Three years later, the Michigan ballot initiative amended the state constitution to block such use at state schools, nullifying the Supreme Court decision for the very university that secured it. Black enrollment is down about 30 percent at the undergraduate and law schools since the measure took effect, according to university figures.
Justice Sonia Sotomayor, the court’s lone Hispanic, said that one of the sponsors of the measure had said the goal was to ‘‘bring back’’ segregation. ‘‘And it appears to have done just that,’’ she said.
As the justices heard arguments, about 200 affirmative action supporters gathered on the sidewalk in front of the court building, displaying signs and listening to speakers. Most members of the group were college-age or younger.
Justice Elena Kagan has recused herself from the case.

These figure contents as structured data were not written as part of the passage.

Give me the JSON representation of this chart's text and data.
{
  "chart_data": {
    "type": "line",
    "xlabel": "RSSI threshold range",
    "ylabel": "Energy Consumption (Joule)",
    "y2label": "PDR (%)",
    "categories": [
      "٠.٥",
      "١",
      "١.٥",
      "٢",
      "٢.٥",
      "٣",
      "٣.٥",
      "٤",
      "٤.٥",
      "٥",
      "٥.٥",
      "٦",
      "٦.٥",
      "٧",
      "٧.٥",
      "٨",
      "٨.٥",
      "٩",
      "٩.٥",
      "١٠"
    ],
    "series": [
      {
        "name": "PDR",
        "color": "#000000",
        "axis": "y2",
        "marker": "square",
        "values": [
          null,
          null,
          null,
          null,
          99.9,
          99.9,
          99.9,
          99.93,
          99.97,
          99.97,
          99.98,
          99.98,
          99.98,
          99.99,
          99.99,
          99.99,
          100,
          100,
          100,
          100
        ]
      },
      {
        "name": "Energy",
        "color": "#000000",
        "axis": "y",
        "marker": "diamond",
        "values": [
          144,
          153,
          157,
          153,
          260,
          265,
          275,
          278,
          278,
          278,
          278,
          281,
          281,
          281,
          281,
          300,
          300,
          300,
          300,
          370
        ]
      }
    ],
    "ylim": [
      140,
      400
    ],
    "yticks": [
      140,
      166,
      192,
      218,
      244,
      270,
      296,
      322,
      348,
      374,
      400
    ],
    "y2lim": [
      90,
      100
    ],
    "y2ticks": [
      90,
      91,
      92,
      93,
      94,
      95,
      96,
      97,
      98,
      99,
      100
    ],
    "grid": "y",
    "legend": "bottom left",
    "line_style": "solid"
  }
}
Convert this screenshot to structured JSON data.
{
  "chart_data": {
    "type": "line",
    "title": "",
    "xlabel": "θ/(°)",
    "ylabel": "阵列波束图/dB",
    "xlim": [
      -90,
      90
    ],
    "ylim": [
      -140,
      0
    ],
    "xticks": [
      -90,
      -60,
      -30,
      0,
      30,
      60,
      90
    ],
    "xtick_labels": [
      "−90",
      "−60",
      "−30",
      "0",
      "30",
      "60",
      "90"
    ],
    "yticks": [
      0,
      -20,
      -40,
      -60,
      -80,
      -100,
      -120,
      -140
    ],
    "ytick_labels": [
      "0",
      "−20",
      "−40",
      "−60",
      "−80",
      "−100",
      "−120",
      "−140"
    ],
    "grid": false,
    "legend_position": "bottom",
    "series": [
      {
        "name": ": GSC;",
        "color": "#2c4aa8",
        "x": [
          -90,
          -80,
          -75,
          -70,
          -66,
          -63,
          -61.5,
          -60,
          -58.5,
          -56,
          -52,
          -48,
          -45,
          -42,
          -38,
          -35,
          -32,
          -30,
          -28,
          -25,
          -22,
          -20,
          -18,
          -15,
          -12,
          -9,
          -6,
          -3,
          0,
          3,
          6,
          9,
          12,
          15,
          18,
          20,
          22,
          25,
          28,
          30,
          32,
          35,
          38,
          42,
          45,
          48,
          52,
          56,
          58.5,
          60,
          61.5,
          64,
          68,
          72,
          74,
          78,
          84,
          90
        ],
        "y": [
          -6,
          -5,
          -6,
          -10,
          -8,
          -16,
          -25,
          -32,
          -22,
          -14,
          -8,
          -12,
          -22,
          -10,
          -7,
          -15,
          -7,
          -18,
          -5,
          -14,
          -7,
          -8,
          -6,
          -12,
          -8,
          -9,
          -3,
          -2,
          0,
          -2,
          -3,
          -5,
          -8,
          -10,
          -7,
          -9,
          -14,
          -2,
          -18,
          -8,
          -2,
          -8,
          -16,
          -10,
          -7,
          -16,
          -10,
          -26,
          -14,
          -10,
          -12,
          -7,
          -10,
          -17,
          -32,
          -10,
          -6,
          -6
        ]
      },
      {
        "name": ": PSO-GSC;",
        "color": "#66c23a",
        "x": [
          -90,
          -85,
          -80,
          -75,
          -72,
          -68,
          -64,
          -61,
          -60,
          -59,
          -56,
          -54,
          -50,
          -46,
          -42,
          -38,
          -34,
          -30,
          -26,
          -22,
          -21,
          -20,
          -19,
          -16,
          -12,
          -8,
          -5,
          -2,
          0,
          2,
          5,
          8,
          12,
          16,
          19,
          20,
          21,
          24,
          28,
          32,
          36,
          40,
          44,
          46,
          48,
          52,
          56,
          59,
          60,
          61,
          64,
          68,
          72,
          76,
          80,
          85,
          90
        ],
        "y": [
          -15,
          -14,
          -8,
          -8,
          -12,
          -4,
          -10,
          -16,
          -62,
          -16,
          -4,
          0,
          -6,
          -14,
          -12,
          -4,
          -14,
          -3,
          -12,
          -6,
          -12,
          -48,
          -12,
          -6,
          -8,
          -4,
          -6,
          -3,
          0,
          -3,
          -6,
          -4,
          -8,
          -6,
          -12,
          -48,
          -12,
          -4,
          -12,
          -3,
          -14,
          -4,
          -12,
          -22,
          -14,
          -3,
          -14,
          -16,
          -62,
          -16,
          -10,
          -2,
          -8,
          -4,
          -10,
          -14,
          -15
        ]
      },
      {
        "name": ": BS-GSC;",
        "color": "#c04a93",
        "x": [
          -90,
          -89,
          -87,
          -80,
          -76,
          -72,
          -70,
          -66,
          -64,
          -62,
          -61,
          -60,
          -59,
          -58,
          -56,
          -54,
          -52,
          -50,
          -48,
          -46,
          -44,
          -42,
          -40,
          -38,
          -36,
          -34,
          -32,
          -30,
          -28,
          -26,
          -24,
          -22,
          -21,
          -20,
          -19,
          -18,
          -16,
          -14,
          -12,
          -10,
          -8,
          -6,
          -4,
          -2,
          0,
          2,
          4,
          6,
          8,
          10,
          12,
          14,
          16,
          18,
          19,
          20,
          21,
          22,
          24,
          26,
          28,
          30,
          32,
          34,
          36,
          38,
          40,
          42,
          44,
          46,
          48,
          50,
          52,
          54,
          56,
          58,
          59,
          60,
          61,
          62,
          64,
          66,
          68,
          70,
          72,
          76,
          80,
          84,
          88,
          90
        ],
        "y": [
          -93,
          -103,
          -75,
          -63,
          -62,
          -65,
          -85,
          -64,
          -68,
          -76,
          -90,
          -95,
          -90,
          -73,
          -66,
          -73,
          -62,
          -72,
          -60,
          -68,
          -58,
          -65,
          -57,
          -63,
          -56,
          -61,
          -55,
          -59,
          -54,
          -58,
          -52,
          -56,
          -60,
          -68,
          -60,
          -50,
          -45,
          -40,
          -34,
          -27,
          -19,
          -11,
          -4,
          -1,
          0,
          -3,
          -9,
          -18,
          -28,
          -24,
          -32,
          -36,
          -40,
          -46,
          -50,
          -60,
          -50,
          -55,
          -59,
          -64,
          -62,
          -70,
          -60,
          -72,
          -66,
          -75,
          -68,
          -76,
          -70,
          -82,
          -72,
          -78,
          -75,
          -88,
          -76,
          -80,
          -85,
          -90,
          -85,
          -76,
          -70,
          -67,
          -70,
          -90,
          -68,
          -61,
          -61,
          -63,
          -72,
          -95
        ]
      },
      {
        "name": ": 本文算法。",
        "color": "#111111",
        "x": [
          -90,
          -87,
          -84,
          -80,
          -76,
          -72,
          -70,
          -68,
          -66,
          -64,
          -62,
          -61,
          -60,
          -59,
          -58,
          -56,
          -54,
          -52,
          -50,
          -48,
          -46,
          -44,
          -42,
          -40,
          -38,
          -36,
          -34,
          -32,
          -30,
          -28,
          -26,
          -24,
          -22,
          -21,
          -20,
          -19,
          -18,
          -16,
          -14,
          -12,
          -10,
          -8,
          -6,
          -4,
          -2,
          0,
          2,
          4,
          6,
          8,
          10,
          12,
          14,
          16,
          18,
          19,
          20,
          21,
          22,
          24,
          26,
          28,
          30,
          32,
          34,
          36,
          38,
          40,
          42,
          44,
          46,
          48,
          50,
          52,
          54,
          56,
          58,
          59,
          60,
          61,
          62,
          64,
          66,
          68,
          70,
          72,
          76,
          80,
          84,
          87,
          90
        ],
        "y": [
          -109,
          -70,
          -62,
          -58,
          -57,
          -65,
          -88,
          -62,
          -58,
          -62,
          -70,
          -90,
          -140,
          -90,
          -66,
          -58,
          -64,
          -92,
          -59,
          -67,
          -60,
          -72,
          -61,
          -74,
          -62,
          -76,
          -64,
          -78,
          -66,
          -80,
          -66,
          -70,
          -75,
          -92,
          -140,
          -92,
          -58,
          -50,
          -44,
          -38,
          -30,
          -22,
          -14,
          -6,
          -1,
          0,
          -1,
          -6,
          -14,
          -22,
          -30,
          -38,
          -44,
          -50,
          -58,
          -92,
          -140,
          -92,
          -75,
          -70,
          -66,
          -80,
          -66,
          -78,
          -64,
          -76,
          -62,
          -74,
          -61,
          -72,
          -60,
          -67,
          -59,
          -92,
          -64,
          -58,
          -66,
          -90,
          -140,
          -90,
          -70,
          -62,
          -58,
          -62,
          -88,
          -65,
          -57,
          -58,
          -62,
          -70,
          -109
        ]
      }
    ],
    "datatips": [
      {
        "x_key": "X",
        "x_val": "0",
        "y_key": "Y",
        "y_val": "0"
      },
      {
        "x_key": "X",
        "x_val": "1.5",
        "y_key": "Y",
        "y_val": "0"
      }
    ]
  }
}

She was President Obama’s solicitor general when the administration had a chance to get involved in the litigation.
Roberts has sought to steer the court toward a color-blind approach to the Constitution. The justices last year overturned a core part of the Voting Rights Act, the law designed to protect minorities at the polls. The court also issued a compromise ruling that ordered tougher judicial scrutiny of university affirmative action programs.
The latest case involves different legal issues from those in past affirmative action disputes. Rather than debating whether universities violate the rights of white students with affirmative action programs, the court is considering whether state bans on racial preferences amount to discrimination against minorities.
Michigan is one of 10 states where race-conscious admissions are barred as a matter of law.
A federal appeals court said the Michigan measure put racial minorities at a unique disadvantage. The 8-7 decision said minorities are barred from asking universities for special preferences — something athletes, band members, and children of alumni could still do.
The measure ‘‘singles out race for different treatment,’’ Mark Rosenbaum, a lawyer with the American Civil Liberties Union arguing against the law, said Tuesday.
That position gained little traction among court conservatives. Justice Anthony Kennedy, usually the swing vote on issues involving race, questioned the limits of Rosenbaum’s argument. Kennedy asked whether the state legislature, a state executive department, or a university president could bar the use of race in admissions. Roberts and Justice Samuel Alito asked similar questions.
‘‘At what point is it that your objection takes force?’’ Kennedy asked.
The court will rule by July in the case.